We also talked about trade and the Transatlantic Trade and Investment Partnership or TTIP. I want to thank Sweden and the prime minister for the strong support of these negotiations and I believe for the U.S. and the EU to reach a high standard, comprehensive agreement can create more jobs and opportunity on both sides of the Atlantic.

As I head into the G-20, I shared my view that here in Europe and around the world, we've got to stay focused on creating jobs and growth. That's going to be critically important not only for our economies, but also to maintain stability in many of our democracies that are under severe stress at this point.

Finally, I want to salute Sweden along with all the Nordic countries for your strong support for democracy and development strengthening democratic governance in Eastern Europe and global efforts against AIDS, TB and malaria; responsible development in Africa. I want to thank in advance the prime minister for hosting our meeting tonight with the leaders of all the Nordic countries and I look forward to our discussion.

To Prime Minister Reinfeldt, thank you so much for your hospitality. To the people of Sweden, thank you. This is a wonderful visit and I'm looking forward to it producing concrete results that will enhance the lives of both the American people and the people of Sweden. So, with that, I think we'll take some questions.

UNIDENTIFIED FEMALE: Yes. We'll now open the floor for questions. The first question goes to Swedish News Agency (inaudible).

UNIDENTIFIED FEMALE: Mr. President, welcome to Sweden.

OBAMA: Thank you.

UNIDENTIFIED FEMALE: As you might know the NSA surveillance affair has stirred up quite a few angry reactions even here in Sweden. What do you want to say to those upset and how do you think the affair affects the relationship between our countries?

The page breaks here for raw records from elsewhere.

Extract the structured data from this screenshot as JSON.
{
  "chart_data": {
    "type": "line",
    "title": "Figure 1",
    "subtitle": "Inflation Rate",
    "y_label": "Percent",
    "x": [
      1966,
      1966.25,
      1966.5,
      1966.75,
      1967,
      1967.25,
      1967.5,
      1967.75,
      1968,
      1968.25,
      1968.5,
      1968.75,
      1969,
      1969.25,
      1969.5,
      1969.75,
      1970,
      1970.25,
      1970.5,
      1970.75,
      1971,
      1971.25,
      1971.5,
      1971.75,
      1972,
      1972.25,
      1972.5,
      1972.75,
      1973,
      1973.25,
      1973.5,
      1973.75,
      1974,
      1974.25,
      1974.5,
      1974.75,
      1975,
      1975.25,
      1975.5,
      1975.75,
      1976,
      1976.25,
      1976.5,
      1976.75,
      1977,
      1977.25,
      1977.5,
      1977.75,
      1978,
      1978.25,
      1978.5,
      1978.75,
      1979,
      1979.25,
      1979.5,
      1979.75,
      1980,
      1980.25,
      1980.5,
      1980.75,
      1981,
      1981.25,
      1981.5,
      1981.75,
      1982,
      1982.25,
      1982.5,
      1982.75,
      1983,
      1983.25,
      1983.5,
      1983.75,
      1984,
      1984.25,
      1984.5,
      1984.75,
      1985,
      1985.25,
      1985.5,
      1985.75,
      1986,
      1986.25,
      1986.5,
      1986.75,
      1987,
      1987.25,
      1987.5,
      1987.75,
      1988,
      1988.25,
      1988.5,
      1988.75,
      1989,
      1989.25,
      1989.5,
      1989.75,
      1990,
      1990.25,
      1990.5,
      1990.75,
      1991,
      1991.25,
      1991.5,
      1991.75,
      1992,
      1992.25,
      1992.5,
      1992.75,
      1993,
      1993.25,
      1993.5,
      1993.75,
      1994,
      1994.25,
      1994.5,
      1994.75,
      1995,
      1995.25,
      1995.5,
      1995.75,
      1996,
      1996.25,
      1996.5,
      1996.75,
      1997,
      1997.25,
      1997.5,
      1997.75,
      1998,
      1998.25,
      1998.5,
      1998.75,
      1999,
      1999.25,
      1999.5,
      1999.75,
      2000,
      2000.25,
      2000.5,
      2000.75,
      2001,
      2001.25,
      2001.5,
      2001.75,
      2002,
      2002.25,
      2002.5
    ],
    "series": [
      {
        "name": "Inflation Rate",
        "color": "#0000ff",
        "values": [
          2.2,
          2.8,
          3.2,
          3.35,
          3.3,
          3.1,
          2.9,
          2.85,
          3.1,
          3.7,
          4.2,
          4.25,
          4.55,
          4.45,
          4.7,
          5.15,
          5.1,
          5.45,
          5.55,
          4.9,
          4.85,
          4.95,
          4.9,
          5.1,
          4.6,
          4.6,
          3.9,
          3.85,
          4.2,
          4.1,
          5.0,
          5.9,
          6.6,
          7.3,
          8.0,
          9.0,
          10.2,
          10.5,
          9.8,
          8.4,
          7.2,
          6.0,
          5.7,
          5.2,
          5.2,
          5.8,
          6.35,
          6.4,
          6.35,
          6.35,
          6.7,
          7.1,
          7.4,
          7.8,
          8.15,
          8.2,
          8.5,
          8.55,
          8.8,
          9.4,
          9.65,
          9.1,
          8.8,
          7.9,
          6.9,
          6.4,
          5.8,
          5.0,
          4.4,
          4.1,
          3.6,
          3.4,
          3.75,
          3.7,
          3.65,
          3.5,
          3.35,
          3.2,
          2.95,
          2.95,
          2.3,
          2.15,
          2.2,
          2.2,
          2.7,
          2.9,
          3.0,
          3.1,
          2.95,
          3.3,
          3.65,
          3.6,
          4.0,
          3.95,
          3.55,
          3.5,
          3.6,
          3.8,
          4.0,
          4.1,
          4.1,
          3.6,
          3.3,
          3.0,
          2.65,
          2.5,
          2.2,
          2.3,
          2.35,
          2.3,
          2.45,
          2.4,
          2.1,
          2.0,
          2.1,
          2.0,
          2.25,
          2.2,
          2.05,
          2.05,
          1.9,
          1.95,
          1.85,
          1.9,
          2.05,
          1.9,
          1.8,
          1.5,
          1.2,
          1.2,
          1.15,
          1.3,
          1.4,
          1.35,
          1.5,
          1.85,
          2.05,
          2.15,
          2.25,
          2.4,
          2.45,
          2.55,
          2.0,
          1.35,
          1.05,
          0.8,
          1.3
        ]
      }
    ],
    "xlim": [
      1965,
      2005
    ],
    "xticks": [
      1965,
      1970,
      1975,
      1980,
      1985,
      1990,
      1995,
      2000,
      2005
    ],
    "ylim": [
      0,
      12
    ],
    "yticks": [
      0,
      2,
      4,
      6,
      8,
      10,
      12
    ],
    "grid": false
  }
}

And as a follow up to that, I know that at home you're sometimes accused of wanting to turn the U.S. into Sweden. Now that you're here, you have been here for several hours, what have you seen? What actually inspires you? What do you want to import to the U.S. in terms of ideas for a society?

OBAMA: Well, let me -- let me take the NSA question first. Because this is a question that I received in previous visits to Europe since the stories broke in "The Guardian" and I suspect I'll continue to get, as I travel through Europe and around the world for quite some time. Like other countries, we have an intelligence operation that tries to improve our understanding of what's happening around the world.